Ah, this is very ugly indeed, soft-404's. You cannot get rid of them easily.
But just index with -deleteGone and they should be removed from Solr. You shoud
use db.update.purge.404 only when in maintenance, not before indexing.
-----Original message-----
> From:Arthur Yarwood <[email protected]>
> Sent: Saturday 5th March 2016 23:33
> To: [email protected]
> Subject: Best tactic: Sites reporting a redirect instead of 404 gone.
>
> I've noticed a number of sites I'm crawling and indexing, which happen
> to have fairly transient content I wish to index (lifespan of ~few
> weeks), are reporting a 301 permanent redirect, rather than a 404. The
> redirect just goes to a generic content no longer here page to be more
> helpful to normal web users.

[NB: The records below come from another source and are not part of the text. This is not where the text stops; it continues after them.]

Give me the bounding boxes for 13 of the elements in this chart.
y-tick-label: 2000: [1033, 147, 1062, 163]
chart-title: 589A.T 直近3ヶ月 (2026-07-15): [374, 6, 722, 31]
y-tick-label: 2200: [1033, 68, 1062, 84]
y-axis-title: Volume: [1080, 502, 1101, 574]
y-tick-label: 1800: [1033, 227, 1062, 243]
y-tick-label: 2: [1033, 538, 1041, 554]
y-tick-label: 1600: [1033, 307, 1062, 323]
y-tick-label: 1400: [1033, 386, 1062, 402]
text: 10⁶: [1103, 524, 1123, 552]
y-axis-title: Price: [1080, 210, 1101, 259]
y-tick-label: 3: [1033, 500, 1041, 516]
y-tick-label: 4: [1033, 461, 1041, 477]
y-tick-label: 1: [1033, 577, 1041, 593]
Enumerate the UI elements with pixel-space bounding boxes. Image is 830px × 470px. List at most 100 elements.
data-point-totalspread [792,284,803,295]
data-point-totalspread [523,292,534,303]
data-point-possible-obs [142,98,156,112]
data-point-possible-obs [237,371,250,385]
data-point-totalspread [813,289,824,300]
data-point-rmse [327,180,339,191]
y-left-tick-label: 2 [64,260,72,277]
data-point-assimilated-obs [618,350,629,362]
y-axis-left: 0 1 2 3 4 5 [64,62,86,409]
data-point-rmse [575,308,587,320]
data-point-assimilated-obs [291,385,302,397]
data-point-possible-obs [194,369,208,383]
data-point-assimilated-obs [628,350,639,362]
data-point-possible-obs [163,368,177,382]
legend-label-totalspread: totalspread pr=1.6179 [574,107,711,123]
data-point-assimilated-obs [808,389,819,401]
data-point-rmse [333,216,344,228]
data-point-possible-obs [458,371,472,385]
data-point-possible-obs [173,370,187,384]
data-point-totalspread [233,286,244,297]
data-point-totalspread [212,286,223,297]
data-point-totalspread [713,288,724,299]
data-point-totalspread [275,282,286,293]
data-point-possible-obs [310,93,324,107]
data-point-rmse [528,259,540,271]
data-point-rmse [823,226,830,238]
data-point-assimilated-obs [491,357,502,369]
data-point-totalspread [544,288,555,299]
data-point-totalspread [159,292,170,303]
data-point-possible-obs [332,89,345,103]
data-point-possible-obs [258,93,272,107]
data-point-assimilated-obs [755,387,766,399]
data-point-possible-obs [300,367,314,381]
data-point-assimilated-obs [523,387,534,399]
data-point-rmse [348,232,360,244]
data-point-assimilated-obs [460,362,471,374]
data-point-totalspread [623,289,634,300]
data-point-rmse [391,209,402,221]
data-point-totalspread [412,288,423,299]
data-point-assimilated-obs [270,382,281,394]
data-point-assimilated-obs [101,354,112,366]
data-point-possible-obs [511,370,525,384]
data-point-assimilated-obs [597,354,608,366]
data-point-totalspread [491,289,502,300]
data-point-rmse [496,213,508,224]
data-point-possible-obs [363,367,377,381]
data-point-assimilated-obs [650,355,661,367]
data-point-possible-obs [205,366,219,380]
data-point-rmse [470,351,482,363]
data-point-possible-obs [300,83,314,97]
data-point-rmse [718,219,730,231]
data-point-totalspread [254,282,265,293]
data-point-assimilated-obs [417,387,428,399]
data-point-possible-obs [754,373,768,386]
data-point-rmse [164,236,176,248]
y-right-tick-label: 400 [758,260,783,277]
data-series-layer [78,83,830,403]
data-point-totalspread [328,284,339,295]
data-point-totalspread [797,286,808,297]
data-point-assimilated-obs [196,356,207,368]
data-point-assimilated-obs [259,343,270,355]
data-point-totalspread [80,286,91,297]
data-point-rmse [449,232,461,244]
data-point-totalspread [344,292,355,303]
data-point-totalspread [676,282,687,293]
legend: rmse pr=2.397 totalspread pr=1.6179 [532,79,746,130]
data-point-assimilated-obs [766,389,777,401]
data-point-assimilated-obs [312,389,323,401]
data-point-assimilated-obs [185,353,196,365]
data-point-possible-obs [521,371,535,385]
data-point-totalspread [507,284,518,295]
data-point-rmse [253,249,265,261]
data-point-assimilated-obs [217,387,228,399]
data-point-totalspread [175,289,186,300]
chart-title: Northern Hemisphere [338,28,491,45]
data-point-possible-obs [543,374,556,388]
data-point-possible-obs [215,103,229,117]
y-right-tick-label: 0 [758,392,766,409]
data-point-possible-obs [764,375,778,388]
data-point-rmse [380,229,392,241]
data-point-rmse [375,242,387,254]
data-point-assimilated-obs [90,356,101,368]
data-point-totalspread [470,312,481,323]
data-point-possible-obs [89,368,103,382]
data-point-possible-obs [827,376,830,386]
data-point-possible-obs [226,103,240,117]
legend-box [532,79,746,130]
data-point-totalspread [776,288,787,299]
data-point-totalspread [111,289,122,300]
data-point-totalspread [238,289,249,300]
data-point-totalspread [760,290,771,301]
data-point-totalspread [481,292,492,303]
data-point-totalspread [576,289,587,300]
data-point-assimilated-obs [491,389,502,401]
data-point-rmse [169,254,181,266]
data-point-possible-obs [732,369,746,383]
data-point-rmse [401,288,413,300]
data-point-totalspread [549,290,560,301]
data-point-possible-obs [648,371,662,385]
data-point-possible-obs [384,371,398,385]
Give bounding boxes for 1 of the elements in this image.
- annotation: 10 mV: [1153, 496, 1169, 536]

Not ideal at all, and not within my control
> at all.
>
> What tactics and strategies can help mitigate this scenario?
> In particular:
> 1) Removing these URL's from crawl DB (as they would if 404's and
> db.update.purge.404 = true).
> 2) Removing these from my Solr DB I'm indexing into.
>
> I'm leaning towards the idea of writing an additional maintenance script
> that manually queries the crawldb for db_redir_perm status on urls from
> given hosts and manually removing these from Solr. I just fear it maybe
> over zealous in removing content from the index, in cases of a
> legitimate redirect...
>
> Thanks!
>
> --
> Arthur Yarwood
>
>